The online survey by MDW Communications (read: Michael Worley), which has been retained by Higgins’ political committee, Ethical Leadership for Miami, which raised $250,000 in the last quarter reported (more on that later). It got 511 likely voters to respond between July 27 and Aug. 1. And yes, it included quick bios of all the candidates. (So everyone got a little PR moment.)
The sample, for you demographic nerds, 58% were Hispanic, 22% non-Hispanic white, 16% Black or Caribbean, and 4% “other.” A majority — 66% — were 55 or older.

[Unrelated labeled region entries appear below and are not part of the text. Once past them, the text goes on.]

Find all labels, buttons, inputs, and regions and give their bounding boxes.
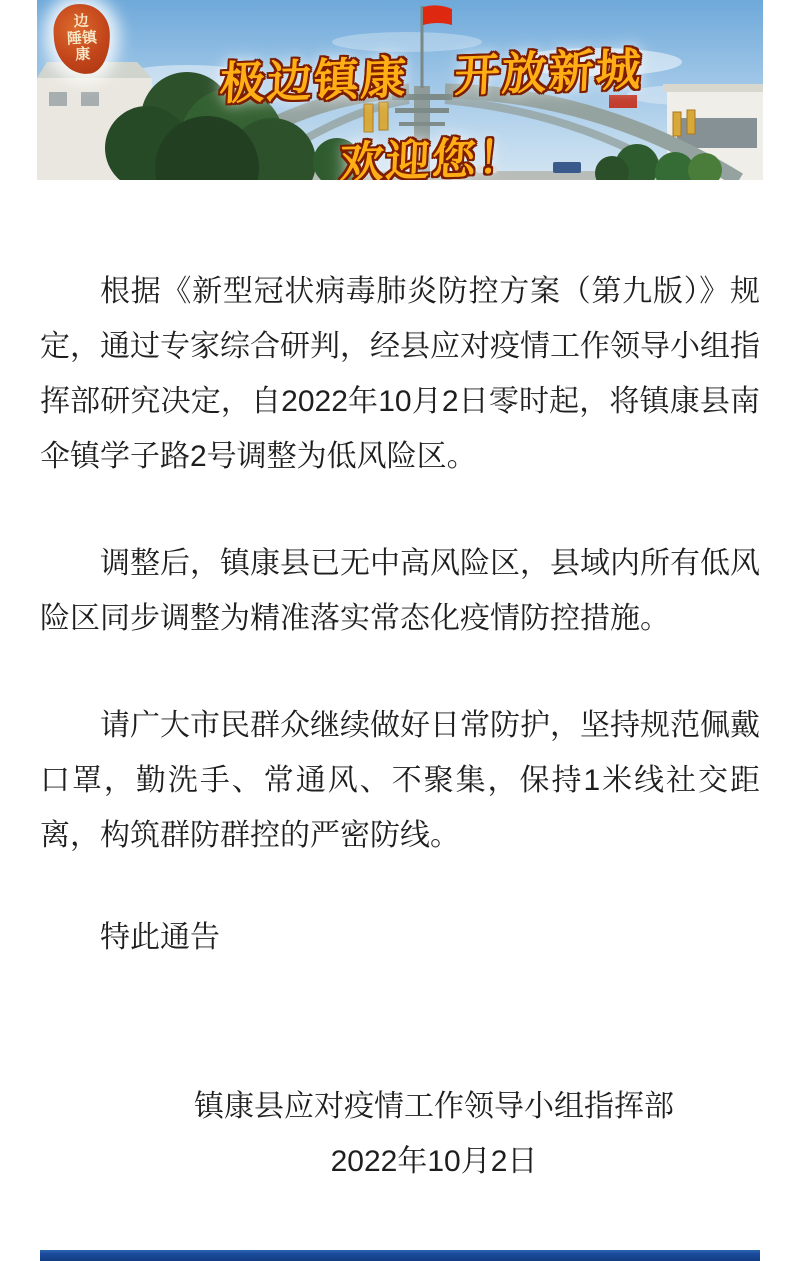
red-flag-icon bbox=[423, 5, 452, 25]
signature-date: 2022年10月2日 bbox=[108, 1134, 760, 1189]
notice-page: 边 陲镇 康 极边镇康 开放新城 欢迎您！ 根据《新型冠状病毒肺炎防控方案（第九… bbox=[0, 0, 800, 1261]
badge-text-line1: 边 bbox=[73, 14, 89, 31]
notice-paragraph-3: 请广大市民群众继续做好日常防护，坚持规范佩戴口罩，勤洗手、常通风、不聚集，保持1… bbox=[40, 698, 760, 863]
badge-text-line3: 康 bbox=[75, 47, 91, 64]
notice-closing: 特此通告 bbox=[40, 910, 760, 965]
notice-paragraph-1: 根据《新型冠状病毒肺炎防控方案（第九版）》规定，通过专家综合研判，经县应对疫情工… bbox=[40, 264, 760, 484]
banner-slogan-line2: 欢迎您！ bbox=[338, 121, 525, 180]
header-banner-image: 边 陲镇 康 极边镇康 开放新城 欢迎您！ bbox=[37, 0, 763, 180]
signature-organization: 镇康县应对疫情工作领导小组指挥部 bbox=[108, 1079, 760, 1134]
footer-divider-bar bbox=[40, 1250, 760, 1261]
notice-body: 根据《新型冠状病毒肺炎防控方案（第九版）》规定，通过专家综合研判，经县应对疫情工… bbox=[0, 180, 800, 1189]
notice-paragraph-2: 调整后，镇康县已无中高风险区，县域内所有低风险区同步调整为精准落实常态化疫情防控… bbox=[40, 536, 760, 646]
signature-block: 镇康县应对疫情工作领导小组指挥部 2022年10月2日 bbox=[40, 1079, 760, 1189]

And while it’s technically a non partisan race, those are ceasing to exist in the post Trump Miami-Dade. In the poll, Democrats accounted for 41% of the respondents, Republicans for 35% and NPAs or no-party voters for 24%. Higgins and Russell are Democrats. Carollo and Gonzalez are Republicans. Suarez is an NPA. A few other rumored Republican contenders — former Miami Commissioner Alex Diaz de la Portilla, Congressman Carlos Gimenez and Miami-Dade Commissioner Raquel Regalado — were not included in the poll. Possibly because the rumors are not likely to play out.
The qualifying deadline is Sept. 20.
Read related: Courts killed Miami commission’s election shuffle, but city wants a do-over
The poll also asked about two hot issues:

On the commission’s boneheaded attempt to push the election to 2026 without asking voters first, which has been ruled unconstitutional by the courts — 79% of respondents opposed the date change, with 69% “strongly” opposed. Only 11% supported it, and 9% didn’t care. That’s a big ol’ “don’t even try that again” from Miami voters.
On the watered down proposal for lifetime term limits — which has a loophole cut for both Suarez and Joe Carollo, whose brother, former Miami Commissioner Frank Carollo, is running for his old seat — 71% said they’ll vote yes, 20% said no, and 9% are still thinking about it. That seems like a sure bet. City Commissioner Damian Pardo, who put it on the ballot, must be proud.